Friday, October 1, 2010

English classes at the college level.

Just yesterday I received my first assignment for my 400-level John Milton seminar. There seems to be this preconceived notion that any class at the 400-level is bound to be much more difficult than those at any other level. It is true, that on certain levels, the demands of such a class do become more straining and taxing on the mind and body. There is more assigned reading, there is more discussion, and there is much more expected of the student in terms of his critical thinking and analytical skills. Which brings me to the next part of the class - writing. All English classes request some form of written evidence of thoughts, ideas, and arguments about the material that is discussed. Just before I received the assignment, I thought it would be a 12-page paper on some very obscure facets of the texts, but it turns out that it was a 4-5 page paper on any three given topics (which are not obscure, mind you).

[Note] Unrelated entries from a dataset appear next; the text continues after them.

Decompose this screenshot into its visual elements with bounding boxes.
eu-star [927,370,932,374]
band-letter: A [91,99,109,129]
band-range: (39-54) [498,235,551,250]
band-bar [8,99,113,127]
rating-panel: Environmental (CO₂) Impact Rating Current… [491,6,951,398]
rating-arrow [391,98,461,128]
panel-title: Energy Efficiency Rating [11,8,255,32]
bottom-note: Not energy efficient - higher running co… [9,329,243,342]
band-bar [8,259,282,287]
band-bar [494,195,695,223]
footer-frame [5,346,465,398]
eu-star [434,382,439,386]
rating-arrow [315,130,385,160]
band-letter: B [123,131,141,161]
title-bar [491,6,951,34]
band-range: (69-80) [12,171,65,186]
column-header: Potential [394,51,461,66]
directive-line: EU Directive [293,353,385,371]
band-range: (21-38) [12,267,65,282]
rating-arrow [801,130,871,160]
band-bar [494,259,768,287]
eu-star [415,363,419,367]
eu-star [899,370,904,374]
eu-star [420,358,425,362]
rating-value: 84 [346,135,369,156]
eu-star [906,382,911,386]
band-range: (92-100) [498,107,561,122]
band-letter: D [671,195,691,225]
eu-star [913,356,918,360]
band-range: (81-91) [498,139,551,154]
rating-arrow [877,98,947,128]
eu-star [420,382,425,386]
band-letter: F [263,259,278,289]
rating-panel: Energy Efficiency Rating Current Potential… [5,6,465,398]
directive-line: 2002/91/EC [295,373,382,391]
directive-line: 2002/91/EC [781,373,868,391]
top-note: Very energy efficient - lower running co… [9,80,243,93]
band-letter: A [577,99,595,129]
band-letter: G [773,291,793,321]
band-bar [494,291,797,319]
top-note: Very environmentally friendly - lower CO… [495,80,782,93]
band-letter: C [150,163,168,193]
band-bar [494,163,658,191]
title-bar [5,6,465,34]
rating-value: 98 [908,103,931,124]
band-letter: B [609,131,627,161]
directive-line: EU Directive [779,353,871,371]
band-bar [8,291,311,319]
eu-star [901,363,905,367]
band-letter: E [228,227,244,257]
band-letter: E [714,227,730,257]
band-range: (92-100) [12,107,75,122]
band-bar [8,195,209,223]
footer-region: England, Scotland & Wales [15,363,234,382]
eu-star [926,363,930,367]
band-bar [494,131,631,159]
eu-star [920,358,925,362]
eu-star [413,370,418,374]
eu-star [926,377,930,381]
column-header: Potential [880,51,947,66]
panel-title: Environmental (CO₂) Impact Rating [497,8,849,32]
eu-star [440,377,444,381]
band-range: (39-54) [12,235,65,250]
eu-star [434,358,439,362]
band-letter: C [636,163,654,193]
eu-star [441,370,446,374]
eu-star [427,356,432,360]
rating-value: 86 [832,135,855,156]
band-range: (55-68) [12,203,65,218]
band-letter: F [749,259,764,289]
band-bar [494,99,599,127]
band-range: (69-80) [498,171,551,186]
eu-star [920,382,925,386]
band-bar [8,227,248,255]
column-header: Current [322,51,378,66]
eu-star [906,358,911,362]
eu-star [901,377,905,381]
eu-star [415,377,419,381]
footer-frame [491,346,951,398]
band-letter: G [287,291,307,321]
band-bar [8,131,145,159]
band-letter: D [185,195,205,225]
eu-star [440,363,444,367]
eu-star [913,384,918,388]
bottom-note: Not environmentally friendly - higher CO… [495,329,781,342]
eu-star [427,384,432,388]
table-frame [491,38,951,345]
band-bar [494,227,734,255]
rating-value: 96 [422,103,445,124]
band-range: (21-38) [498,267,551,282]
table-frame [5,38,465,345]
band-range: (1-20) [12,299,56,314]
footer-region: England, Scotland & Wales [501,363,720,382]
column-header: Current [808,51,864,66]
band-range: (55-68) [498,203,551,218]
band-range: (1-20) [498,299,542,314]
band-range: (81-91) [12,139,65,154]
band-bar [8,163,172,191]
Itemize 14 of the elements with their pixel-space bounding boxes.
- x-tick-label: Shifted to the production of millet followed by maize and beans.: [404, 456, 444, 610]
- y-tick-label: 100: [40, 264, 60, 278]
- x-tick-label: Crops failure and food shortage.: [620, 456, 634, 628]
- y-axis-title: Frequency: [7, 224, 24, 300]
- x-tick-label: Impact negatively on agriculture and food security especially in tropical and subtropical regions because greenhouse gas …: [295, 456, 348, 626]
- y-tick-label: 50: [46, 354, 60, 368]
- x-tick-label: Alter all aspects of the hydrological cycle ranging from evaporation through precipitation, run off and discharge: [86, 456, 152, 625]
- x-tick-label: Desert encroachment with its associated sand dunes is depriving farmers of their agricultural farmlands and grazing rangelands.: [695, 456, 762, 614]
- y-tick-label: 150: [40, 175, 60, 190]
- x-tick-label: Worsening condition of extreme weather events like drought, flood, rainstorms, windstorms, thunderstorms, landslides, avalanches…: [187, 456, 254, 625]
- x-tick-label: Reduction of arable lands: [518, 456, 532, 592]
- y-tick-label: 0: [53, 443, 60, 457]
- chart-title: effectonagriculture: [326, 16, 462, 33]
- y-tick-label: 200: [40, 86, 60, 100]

This made me realize that the demands for academic writing do not increase in a sense that we have to be more intellectual in the way we write (using harder, more advanced words; different styles, increasing level of grammatical complexity), but these demands are placed on the quality of thought and argument. Writing for a 400-level English classes will be harder than writing for a 200-level classes because the quality of argument and originality that is expected is very high. What makes it even more difficult is that the paper is only allowed to be a maximum of 5 pages! Writing is intrinsically devoted to the extraction of thought so that others may understand and benefit from the ideas, not whether or not you can string together a paper full of never-before-seen vocabulary and impossibly difficult syntax.